What is and what's not Hochdeutsch?
Since there is no common instance of language control like in other countries the 'Hochdeutsch' is a different one for each country where German is spoken and can be seen as a composition to balance the language. According to en.wikipedia.org it originates with the written language. The most important milestones should be the Lutherian Bible and Grimm's Fairy Tales.
German as a language originated with the people living in the Sacrum Romanum Imperium (Heiliges Römisches Reich Deutscher Nation) where the royalties spoke Latin or French. With time the people's language gathered more and more power, first shown in having church services in German and then forming the German Empire where the language defined the people opposed to other countries where the process was in the other direction. This process took very long. High German was considered a purely written language at least until 1800.
How does Hochdeutsch sound?
As mentioned above, there is no the-one-and-only Hochdeutsch. In Germany it's called 'Hochdeutsch', in Austria 'höheres Deutsch' and I bet the Swiss have their own word for it.
The general rule is to speak every syllable as clear as possible. Additionally, you don't use contractions ('Tut es weh?' rather than 'Tut's weh?'). Also, it has a separate set of grammatical rules (e.g. the genitive case is much more established).
Some German dialects favour the use of articles for people's names (e.g. 'Da Peter hot ...' in Bavarian) whereas in High German, articles are not used before names.
Nevertheless even in Hochdeutsch you can use past perfect instead of preterite to talk about the past. Pekka and I agree that the Frontal 21 initial speaker speaks a very clear form of Hochdeutsch.

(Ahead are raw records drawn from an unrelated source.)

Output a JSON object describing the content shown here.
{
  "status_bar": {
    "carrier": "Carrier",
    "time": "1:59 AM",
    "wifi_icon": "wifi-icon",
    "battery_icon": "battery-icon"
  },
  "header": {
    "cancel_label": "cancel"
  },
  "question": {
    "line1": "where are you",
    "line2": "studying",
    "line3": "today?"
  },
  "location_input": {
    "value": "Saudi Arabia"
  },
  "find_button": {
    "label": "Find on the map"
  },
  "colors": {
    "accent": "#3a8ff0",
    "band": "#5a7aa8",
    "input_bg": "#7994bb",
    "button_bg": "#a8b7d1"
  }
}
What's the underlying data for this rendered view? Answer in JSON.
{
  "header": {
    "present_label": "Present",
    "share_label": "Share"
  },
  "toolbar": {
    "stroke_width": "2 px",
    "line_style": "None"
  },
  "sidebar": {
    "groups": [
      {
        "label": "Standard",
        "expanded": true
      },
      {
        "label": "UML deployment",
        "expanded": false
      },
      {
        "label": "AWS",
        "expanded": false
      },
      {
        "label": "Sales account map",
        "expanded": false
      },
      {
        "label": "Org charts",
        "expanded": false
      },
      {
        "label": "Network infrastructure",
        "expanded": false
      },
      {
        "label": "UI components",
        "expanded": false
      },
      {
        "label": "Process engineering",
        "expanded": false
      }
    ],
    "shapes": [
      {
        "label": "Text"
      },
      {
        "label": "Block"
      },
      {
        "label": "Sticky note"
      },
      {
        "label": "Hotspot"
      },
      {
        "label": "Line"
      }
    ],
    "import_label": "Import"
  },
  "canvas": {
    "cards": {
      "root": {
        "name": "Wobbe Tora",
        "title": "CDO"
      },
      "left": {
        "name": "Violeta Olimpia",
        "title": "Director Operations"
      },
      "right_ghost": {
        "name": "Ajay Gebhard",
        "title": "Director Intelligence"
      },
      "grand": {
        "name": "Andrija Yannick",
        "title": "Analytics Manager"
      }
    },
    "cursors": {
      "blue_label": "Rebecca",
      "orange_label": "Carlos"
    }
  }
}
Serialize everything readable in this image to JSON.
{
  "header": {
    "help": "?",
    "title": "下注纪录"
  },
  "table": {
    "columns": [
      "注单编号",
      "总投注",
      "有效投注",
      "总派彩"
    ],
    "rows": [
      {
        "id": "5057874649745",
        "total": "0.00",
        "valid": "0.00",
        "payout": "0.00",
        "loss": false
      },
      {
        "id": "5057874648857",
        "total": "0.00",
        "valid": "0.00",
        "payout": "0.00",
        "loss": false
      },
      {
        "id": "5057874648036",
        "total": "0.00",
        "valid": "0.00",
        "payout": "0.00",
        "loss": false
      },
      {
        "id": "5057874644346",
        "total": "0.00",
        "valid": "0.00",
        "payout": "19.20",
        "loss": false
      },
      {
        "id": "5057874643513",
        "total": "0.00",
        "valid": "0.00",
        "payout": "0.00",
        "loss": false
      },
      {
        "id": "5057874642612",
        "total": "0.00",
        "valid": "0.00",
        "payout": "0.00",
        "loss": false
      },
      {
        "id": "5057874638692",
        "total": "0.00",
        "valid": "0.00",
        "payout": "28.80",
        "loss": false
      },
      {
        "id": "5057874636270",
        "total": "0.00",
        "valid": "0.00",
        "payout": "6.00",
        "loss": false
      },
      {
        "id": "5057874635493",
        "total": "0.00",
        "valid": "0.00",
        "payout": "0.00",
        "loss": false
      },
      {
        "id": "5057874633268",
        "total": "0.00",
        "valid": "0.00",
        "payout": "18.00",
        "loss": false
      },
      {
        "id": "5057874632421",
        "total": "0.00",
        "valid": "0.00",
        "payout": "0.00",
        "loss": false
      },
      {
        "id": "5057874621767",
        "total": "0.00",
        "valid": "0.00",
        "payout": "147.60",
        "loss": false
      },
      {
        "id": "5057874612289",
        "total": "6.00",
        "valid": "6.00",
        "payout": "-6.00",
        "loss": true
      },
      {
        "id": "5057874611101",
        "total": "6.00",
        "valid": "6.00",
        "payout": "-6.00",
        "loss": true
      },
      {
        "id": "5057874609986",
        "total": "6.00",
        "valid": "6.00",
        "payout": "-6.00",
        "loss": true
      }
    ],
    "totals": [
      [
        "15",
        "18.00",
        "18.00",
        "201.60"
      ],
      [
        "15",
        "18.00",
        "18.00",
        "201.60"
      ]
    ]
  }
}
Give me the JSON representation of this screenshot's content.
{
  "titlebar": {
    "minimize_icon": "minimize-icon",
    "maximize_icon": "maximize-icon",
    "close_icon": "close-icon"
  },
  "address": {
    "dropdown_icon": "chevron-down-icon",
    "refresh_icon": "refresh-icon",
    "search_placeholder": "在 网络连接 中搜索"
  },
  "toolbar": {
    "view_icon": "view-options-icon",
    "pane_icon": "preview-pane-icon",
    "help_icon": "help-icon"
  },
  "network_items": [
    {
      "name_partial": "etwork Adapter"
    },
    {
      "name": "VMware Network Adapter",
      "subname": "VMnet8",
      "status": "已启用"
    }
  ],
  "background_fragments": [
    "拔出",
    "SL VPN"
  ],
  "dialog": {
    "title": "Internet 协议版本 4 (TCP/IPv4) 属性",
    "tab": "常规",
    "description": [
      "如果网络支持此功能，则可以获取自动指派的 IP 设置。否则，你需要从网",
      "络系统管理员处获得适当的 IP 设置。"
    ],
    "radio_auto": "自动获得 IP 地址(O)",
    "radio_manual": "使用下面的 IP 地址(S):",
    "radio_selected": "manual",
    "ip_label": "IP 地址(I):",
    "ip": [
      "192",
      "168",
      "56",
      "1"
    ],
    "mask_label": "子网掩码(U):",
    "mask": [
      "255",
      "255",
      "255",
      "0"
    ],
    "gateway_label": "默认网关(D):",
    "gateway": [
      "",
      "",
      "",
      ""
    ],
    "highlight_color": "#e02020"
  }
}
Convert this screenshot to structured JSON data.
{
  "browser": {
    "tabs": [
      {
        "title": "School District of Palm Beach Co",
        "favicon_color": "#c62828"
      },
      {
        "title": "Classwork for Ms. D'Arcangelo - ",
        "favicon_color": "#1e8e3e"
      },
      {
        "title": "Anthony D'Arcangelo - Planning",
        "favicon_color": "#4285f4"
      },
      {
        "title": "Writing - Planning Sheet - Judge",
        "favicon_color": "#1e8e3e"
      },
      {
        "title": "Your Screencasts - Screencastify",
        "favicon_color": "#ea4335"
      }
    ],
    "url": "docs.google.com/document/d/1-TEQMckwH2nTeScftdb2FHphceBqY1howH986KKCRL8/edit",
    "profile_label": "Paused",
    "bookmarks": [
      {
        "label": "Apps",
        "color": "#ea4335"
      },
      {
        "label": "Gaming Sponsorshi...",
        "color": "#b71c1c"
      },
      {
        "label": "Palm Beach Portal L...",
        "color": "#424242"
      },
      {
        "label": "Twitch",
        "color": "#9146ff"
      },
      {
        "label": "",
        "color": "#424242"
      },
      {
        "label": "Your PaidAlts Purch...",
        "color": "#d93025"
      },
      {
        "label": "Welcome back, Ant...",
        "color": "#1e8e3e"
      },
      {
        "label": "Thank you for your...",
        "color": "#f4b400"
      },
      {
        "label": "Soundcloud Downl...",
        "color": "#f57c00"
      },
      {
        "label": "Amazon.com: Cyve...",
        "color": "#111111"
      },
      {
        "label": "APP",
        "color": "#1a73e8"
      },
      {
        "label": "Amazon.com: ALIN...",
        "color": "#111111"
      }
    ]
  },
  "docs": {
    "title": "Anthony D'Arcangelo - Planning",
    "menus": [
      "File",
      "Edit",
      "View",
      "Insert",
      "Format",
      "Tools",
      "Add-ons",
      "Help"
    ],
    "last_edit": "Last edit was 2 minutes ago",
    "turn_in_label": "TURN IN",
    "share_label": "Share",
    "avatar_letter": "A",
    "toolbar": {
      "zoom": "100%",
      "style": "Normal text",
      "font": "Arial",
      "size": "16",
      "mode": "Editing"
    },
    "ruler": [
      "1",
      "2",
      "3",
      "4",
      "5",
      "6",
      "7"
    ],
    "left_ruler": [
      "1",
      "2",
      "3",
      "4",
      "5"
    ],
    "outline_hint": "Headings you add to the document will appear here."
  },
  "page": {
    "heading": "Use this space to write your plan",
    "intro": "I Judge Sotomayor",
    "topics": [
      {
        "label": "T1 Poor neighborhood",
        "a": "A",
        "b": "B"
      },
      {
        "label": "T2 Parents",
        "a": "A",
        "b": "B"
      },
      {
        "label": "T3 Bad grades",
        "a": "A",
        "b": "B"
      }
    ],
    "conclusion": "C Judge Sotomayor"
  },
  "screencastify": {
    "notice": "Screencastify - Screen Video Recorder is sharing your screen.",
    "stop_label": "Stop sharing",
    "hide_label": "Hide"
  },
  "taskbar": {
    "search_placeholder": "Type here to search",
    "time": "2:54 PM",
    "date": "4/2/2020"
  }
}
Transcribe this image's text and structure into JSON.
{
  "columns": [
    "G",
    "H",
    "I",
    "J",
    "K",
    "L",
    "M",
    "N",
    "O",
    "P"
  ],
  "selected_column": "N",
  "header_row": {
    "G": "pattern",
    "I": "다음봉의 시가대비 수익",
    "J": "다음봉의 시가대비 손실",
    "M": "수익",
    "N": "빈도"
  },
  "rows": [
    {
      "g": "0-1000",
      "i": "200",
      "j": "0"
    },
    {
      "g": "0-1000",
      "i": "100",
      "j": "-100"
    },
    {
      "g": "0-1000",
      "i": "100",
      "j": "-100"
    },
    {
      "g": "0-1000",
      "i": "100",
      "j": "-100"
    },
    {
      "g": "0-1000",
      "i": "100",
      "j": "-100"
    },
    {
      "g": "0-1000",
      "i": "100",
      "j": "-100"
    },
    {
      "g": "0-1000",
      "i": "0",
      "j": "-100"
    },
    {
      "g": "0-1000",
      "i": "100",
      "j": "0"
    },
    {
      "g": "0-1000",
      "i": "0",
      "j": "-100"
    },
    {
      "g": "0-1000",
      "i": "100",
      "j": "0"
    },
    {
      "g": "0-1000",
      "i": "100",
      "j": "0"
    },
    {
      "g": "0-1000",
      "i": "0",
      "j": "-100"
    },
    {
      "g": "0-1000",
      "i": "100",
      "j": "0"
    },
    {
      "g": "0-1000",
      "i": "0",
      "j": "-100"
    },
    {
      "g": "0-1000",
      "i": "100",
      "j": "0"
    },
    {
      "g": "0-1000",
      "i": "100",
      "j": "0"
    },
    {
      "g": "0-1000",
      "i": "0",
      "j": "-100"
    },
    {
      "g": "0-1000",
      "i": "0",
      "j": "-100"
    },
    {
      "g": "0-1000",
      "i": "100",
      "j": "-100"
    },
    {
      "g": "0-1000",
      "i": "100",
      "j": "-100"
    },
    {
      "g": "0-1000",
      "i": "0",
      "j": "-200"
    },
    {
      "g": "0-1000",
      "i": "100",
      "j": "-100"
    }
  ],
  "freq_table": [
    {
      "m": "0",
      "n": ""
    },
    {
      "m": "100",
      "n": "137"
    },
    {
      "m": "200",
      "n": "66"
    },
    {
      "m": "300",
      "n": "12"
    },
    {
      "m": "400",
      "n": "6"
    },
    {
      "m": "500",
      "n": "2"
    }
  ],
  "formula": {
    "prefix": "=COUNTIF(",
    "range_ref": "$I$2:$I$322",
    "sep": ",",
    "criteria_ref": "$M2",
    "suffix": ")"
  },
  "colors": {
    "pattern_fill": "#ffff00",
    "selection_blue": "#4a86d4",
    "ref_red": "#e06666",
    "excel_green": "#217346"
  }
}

What you hear on TV comes close to Standard German but has a lot of 'grinding' (Einschleifungen) as the mentioned shortening of 'es' after many verbs. A keen listener will get a good grasp of it after watching some of these videos (although their content is very bad quality in my opinion).
Perception of Hochdeutsch
When speaking Hochdeutsch as I do, nobody is able to tell where you come from and you are often seen as feeling superior. People cannot give examples why they think so (even after hearing only one to two sentences) which is a clear indicator to me that it's based on my Hochdeutsch. It's funny to have heard more different places I might come from than I have actually ever visited. But it's also sad how little many people know about our dialects.
A very interesting thing about the German language are the irregular verbs. Some of them evolved into new regular verbs (backen: 'backte' and 'buk'). The new regular forms come from dialects and slowly change High German. Greater usage of irregular words makes it less possible to deduce your background. People also tend to classify your phrasing as antique. This can be used for emphasizing prestige.
Elements to emphasize prestige
When introducing people in movies who belong to a higher social level, e.g. royals, this language is used. Additionally, script writers tend to use older or less known idioms to emphasize the sophistication.
To enhance the level of education even more greek and latin loanwords are used instead of anglicism or native german words, e.g. saying 'Reputation' intstead of 'Ruf'. Another tool is to add more military speach (royals usually had a military education): to shape an austrian royality you could use "Stellen Sie Ihre Adjustierung her" instead of "Ziehen Sie sich etwas ordentlich an". You only have an Adjustierung if you're properly dressed.